Uber’s former chief security officer, Joe Sullivan, was very recently charged by the federal prosecutors in the United States for covering up an enormous data breach that the company had endured in 2016.
Sullivan “took deliberate steps to conceal, deflect, and mislead the Federal Trade Commission about the breach” that additionally included paying hackers $100,000 ransom to keep the incident a secret, according to the press release published by the U.S. Department of Justice.
It said, “A criminal complaint was filed today in federal court charging Joseph Sullivan with obstruction of justice and misprision of a felony in connection with the attempted cover-up of the 2016 hack of Uber Technologies.”

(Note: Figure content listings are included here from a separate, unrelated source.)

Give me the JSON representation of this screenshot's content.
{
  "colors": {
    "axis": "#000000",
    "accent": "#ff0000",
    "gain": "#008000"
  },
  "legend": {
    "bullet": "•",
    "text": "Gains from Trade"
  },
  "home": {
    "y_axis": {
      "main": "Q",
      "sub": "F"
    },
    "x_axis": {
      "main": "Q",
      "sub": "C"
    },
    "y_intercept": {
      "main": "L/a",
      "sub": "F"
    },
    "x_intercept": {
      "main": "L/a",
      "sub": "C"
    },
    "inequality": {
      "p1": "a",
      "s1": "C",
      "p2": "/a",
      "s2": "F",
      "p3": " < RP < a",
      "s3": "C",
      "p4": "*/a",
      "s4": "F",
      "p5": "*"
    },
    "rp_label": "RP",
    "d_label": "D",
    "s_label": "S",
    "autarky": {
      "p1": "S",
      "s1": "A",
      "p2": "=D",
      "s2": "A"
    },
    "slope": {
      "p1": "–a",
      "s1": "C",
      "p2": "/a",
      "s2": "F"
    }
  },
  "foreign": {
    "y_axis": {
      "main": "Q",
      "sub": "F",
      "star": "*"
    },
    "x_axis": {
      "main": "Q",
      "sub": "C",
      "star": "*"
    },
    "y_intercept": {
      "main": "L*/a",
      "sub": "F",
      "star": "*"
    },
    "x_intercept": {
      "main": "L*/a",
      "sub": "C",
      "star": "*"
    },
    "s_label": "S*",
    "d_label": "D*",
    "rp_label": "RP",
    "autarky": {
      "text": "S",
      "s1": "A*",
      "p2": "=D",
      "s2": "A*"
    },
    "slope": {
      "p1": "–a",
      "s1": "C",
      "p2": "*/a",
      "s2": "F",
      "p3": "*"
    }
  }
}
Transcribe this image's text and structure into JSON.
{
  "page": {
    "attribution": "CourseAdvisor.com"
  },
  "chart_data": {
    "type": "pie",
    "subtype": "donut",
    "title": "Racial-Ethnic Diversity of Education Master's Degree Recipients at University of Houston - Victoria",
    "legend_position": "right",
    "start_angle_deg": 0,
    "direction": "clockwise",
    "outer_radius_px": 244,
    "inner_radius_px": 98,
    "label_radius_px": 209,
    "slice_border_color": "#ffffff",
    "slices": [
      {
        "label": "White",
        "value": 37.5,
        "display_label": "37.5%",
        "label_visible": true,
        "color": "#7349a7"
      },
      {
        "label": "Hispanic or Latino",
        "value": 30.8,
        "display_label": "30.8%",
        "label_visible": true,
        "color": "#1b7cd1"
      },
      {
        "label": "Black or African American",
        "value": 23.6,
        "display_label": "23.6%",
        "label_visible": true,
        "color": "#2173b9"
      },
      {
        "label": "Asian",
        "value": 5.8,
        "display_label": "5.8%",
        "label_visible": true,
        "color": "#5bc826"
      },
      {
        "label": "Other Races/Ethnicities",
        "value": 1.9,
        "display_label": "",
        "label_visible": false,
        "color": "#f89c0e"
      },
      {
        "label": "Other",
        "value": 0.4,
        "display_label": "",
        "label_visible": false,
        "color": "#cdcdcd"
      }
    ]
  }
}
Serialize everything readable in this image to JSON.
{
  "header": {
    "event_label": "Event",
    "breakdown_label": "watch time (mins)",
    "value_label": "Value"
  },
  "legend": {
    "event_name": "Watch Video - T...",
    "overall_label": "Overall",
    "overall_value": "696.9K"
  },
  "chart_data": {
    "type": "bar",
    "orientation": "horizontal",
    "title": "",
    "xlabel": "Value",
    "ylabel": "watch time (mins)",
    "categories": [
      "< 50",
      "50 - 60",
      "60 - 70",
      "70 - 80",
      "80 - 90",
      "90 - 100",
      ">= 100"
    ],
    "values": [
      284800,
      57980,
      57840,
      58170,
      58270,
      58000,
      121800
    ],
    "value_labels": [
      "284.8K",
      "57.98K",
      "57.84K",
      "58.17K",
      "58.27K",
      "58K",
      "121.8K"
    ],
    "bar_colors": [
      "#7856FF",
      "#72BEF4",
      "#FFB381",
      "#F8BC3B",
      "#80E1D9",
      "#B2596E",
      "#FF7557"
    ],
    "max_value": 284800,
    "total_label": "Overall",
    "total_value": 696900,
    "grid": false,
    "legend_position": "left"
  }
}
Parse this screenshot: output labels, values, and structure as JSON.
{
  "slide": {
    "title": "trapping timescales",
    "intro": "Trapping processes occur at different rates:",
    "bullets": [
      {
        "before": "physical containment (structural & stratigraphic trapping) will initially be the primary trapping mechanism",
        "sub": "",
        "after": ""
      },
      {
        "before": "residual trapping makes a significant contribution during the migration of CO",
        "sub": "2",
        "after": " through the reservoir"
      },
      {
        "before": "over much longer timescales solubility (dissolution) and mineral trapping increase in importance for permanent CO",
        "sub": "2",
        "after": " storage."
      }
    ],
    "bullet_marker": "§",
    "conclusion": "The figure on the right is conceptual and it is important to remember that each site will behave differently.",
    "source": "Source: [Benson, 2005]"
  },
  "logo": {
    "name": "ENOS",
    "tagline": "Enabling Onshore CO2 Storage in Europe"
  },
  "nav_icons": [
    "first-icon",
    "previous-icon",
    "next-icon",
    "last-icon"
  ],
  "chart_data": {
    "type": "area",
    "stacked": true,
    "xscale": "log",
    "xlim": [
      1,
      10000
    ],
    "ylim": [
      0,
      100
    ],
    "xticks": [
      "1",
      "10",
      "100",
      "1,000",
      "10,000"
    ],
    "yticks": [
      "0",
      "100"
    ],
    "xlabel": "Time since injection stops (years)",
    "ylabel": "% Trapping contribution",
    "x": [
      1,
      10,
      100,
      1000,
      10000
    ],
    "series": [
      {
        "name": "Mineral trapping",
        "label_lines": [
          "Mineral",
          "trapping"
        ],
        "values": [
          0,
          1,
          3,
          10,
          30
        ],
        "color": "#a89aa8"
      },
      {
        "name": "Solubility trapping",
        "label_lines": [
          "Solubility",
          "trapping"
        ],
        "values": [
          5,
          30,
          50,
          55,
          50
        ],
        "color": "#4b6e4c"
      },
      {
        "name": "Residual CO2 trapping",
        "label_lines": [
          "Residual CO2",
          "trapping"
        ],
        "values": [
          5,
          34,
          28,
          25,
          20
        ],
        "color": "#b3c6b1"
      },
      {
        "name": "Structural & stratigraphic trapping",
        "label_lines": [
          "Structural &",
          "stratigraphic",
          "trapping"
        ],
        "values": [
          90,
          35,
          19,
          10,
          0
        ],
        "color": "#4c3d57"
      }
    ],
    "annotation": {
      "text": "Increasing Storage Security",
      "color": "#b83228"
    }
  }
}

The 2016 Uber’s data breach exposed names, email addresses, phone numbers of 57 million Uber riders and drivers, and driving license numbers of around 600,000 drivers.
The company revealed this data out in the open almost a year later in 2017, following Sullivan’s exit from Uber in November.
Later it was reported for, that two hackers, Brandon Charles Glover of Florida and Vasile Mereacre of Toronto, were the ones responsible for the incident and were the ones to whom Sullivan ‘approved’ paying cash in return for the promises to delete information of the clients that they had stolen.
The problem initially began when Sullivan, as a representative for Uber, in 2016 was reacting to FTC inquiries with respect to a previous data breach incident in 2014, and at the same time, Brandon and Vasile reached him in regards to the new data breach.
“On November 14, 2016, approximately 10 days after providing his testimony to the FTC, Sullivan received an email from a hacker informing him that Uber had been breached again and his team was able to confirm the breach within 24 hours of his receipt of the email. Rather than report the 2016 breach, Sullivan allegedly took deliberate steps to prevent knowledge of the breach from reaching the FTC.”
As indicated by court archives, the ransom amount was paid through a bug bounty program trying to document the blackmailing payment as ‘bounty’ for white-hat hackers who highlight the security issues however have not compromised information.
The federal prosecutors said, “After Uber personnel were able to identify two of the individuals responsible for the breach, Sullivan arranged for the hackers to sign fresh copies of the non-disclosure agreements in their true names. The new agreements retained the false condition that no data had been obtained. Uber’s new management ultimately discovered the truth and disclosed the breach publicly, and to the FTC, in November 2017.”
However just last year, the two hackers were pleaded guilty to a few counts of charges for hacking and blackmailing Uber, LinkedIn, and various other U.S. corporations. In 2018, English and Dutch data protection regulators had likewise fined Uber with $1.1 million for neglecting to secure its clients’ personal data during a 2016 cyber-attack.
As of now, if Sullivan is found guilty of cover-up charges, he could expect at least eight years in prison along with potential fines of up to $500,000.